I agree, except that I would add to Webster’s definition the ability to discern various alternatives and to select the best in a given set of facts and relationships. Probity requires one to do the right thing in the right way at the right time and for the right reasons. Process, timing and motive are as important as substance.
An example is the move to amend our basic law. Our 1987 Constitution is not perfect. So, there is hardly any debate as to the need to change some parts of it. Essentially then, Charter change or Cha-cha is the right thing. Just because it is the right thing does not mean that the Constitution should be revised immediately, via any method and for any dubious reason.
Totally devoid of probity, our leaders tried to ram down the right thing via the wrong method; that is, via the people’s initiative by inventing signatures to show an alleged clamor from the people; an exercise described by our Supreme Court (Lambino vs Comelec, Oct. 25, 2006) as a “grand deception” and a “gigantic fraud.”

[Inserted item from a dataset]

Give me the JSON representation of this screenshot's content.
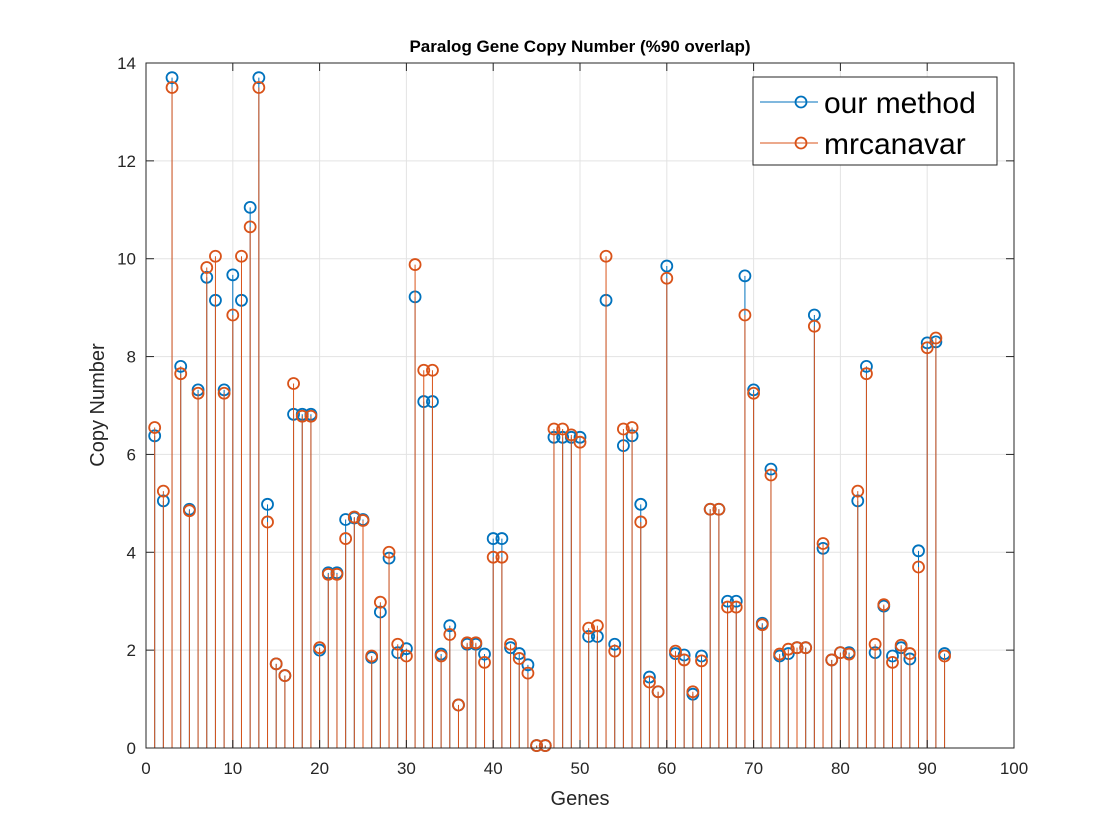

Or via the constituent assembly by forcing a joint, rather than a separate, vote by Congress. They tried to bulldoze it at the wrong time, when there are more urgent problems needing attention; and for the wrong reason, to extend indefinitely the reign of the most unpopular president in history.
A modicum of probity would have shamed our leaders from pursuing an obviously odious proposal via the wrong way, at the wrong time and for the wrong reasons.
To recapitulate, three values are indispensable to win the future. To help remember them, I coined a three-letter key word, TIP—trust, integrity and probity.